Edward Tufte’s book The Visual Display of Quantitative Information introduces several heuristics related to graphical displays.

Data-Ink Ratio

Data-Ink is the non-redundant, non-erasable core of a graphic which directly correlates to the underlying data and which is essential to the sense-making process for a given variable. The Data-Ink Ratio is the amount of data-ink divided by the total ink required to print the graphic.

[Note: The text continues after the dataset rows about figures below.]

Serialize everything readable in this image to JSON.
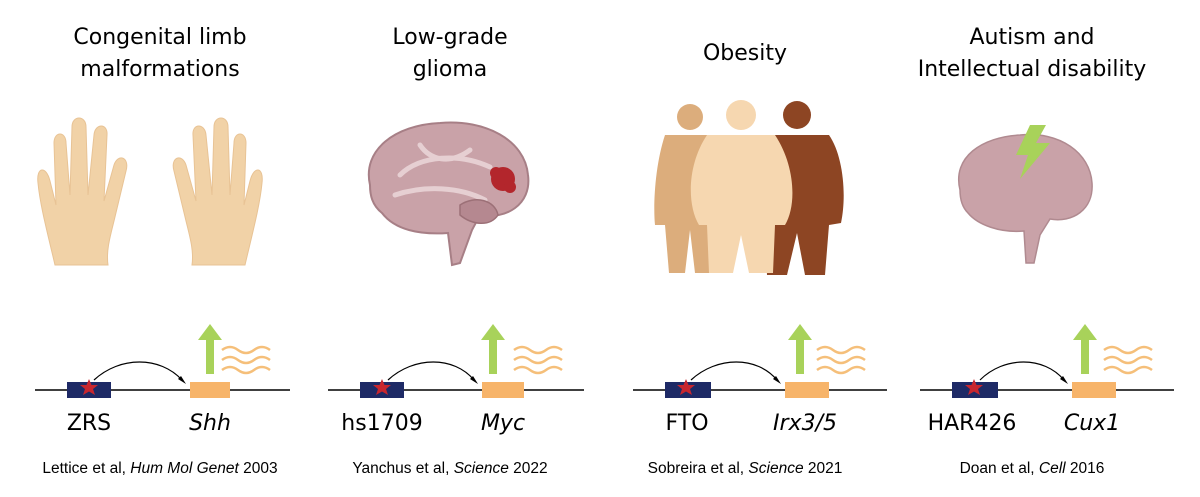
{
  "panels": [
    {
      "title_line1": "Congenital limb",
      "title_line2": "malformations",
      "enhancer": "ZRS",
      "gene": "Shh",
      "citation_authors": "Lettice et al, ",
      "citation_journal": "Hum Mol Genet",
      "citation_year": " 2003",
      "illustration": "hands-icon"
    },
    {
      "title_line1": "Low-grade",
      "title_line2": "glioma",
      "enhancer": "hs1709",
      "gene": "Myc",
      "citation_authors": "Yanchus et al, ",
      "citation_journal": "Science",
      "citation_year": " 2022",
      "illustration": "brain-tumor-icon"
    },
    {
      "title_line1": "Obesity",
      "title_line2": "",
      "enhancer": "FTO",
      "gene": "Irx3/5",
      "citation_authors": "Sobreira et al, ",
      "citation_journal": "Science",
      "citation_year": " 2021",
      "illustration": "body-silhouettes-icon"
    },
    {
      "title_line1": "Autism and",
      "title_line2": "Intellectual disability",
      "enhancer": "HAR426",
      "gene": "Cux1",
      "citation_authors": "Doan et al, ",
      "citation_journal": "Cell",
      "citation_year": " 2016",
      "illustration": "brain-lightning-icon"
    }
  ],
  "colors": {
    "enhancer_box": "#1e2a66",
    "variant_star": "#c8262e",
    "gene_box": "#f7b46a",
    "up_arrow": "#a8d25a",
    "transcript_wave": "#f5bf7a",
    "skin_light": "#f1d2a7",
    "brain": "#c9a2a8",
    "tumor": "#b3262c"
  }
}
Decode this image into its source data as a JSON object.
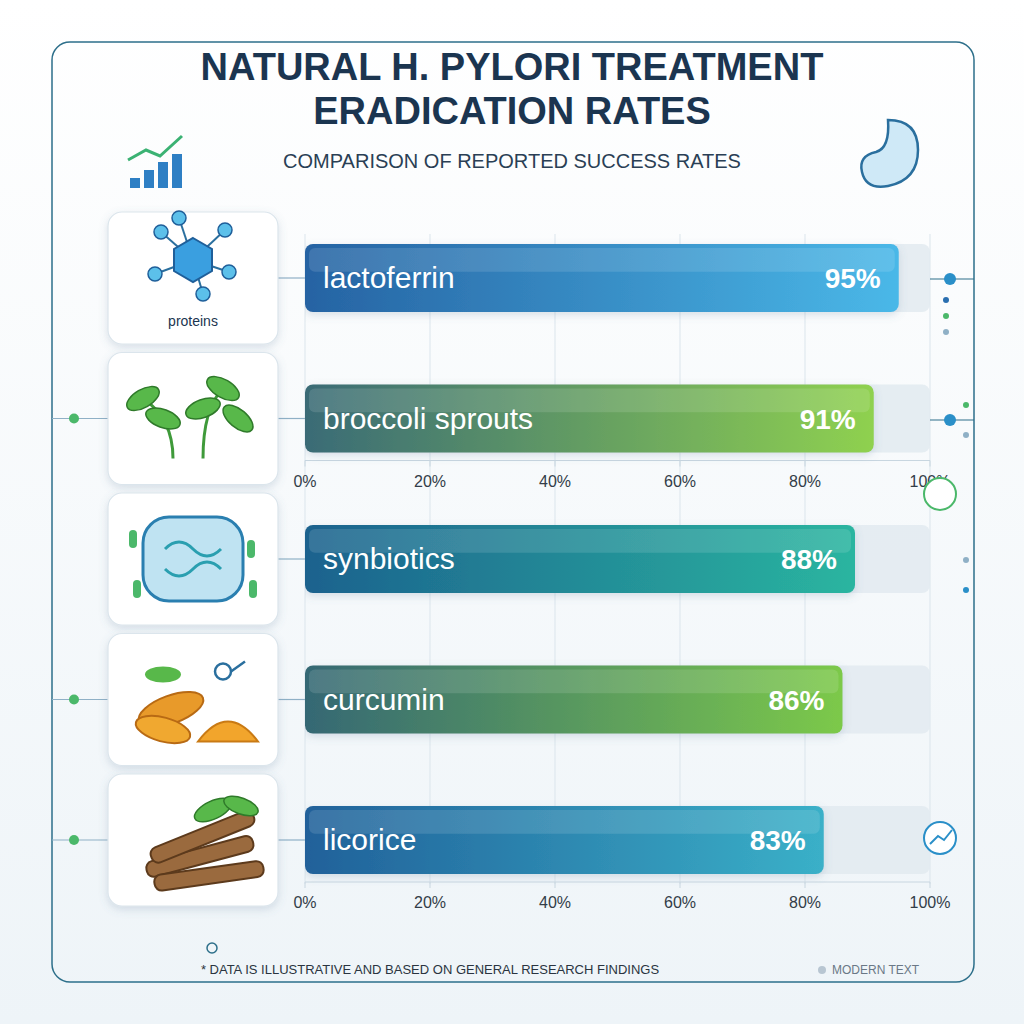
{
  "chart_data": {
    "type": "bar",
    "orientation": "horizontal",
    "title": "NATURAL H. PYLORI TREATMENT ERADICATION RATES",
    "subtitle": "COMPARISON OF REPORTED SUCCESS RATES",
    "categories": [
      "lactoferrin",
      "broccoli sprouts",
      "synbiotics",
      "curcumin",
      "licorice"
    ],
    "values": [
      95,
      91,
      88,
      86,
      83
    ],
    "value_labels": [
      "95%",
      "91%",
      "88%",
      "86%",
      "83%"
    ],
    "colors": [
      "#4ab8e8",
      "#8fd14f",
      "#2ab5a0",
      "#7cc94a",
      "#3ab0c8"
    ],
    "xlim": [
      0,
      100
    ],
    "xticks": [
      {
        "value": 0,
        "label": "0%"
      },
      {
        "value": 20,
        "label": "20%"
      },
      {
        "value": 40,
        "label": "40%"
      },
      {
        "value": 60,
        "label": "60%"
      },
      {
        "value": 80,
        "label": "80%"
      },
      {
        "value": 100,
        "label": "100%"
      }
    ],
    "grid": true,
    "data_labels": true,
    "annotations": [
      "proteins",
      "* DATA IS ILLUSTRATIVE AND BASED ON GENERAL RESEARCH FINDINGS",
      "MODERN TEXT"
    ]
  }
}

The ideal visual will have the highest possible data-ink ratio, meaning that the chart elements that don’t add new information to the graphic have all been removed. Specific items that should be removed include:

Background imagery and coloration,
Any redundant labeling, including the removal of legends if chart items can be labeled directly,
Verbiage in the title that is redundant with verbiage already in the labels on the axes,
Lines forming borders around the graphic,
Non-value-add coloration, with the possible exception of a single colored item which may be used to highlight a notable datapoint,
Three-dimensional bars, drop shadows, and bolding,
Non-value-add gridlines,
Vertical axes entirely, including labels and tick marks, if bars in a bar chart can be numerically labeled directly.

Chart Junk

Chart Junk is an especially onerous type of non-data-ink. It includes all types of artistic decorations, but in particular, Tufte highlights three types:

Unintended Optical Art, which would include excessive shading or patterning of chart features. These cause visual fatigue due to unintended jumping of the human eye.
The Grid, which causes competition with the actual data being shared. Thinning, removing, or desaturating the grid are all possible mitigation strategies.
All Non-data, creative graphic embellishments, including line are or photographs. Newspapers and magazines commonly take this sort of creative license.

Sparklines

Tufte pioneered the concept of sparklines, now included in Microsoft Excel and other graphical spreadsheet software. Sparklines are very minimalist and small graphs that are generally embedded in tables alongside the data they describe. They are useful for determining the overall trend behind the data.

Lie Factor

The Lie Factor is the size of an effect shown in a graphic divided by the side of the effect actually in the data. Effects of perspective in graphical displays and using areas and volumes instead of lengths to determine effect sizes are both examples of lie factor that visuals may introduce.

These notes were taken from the Coursera course Applied Plotting, Charting & Data Representation in Python. Some concepts were taken from Edward Tufte's book The Visual Display of Quantitative Information.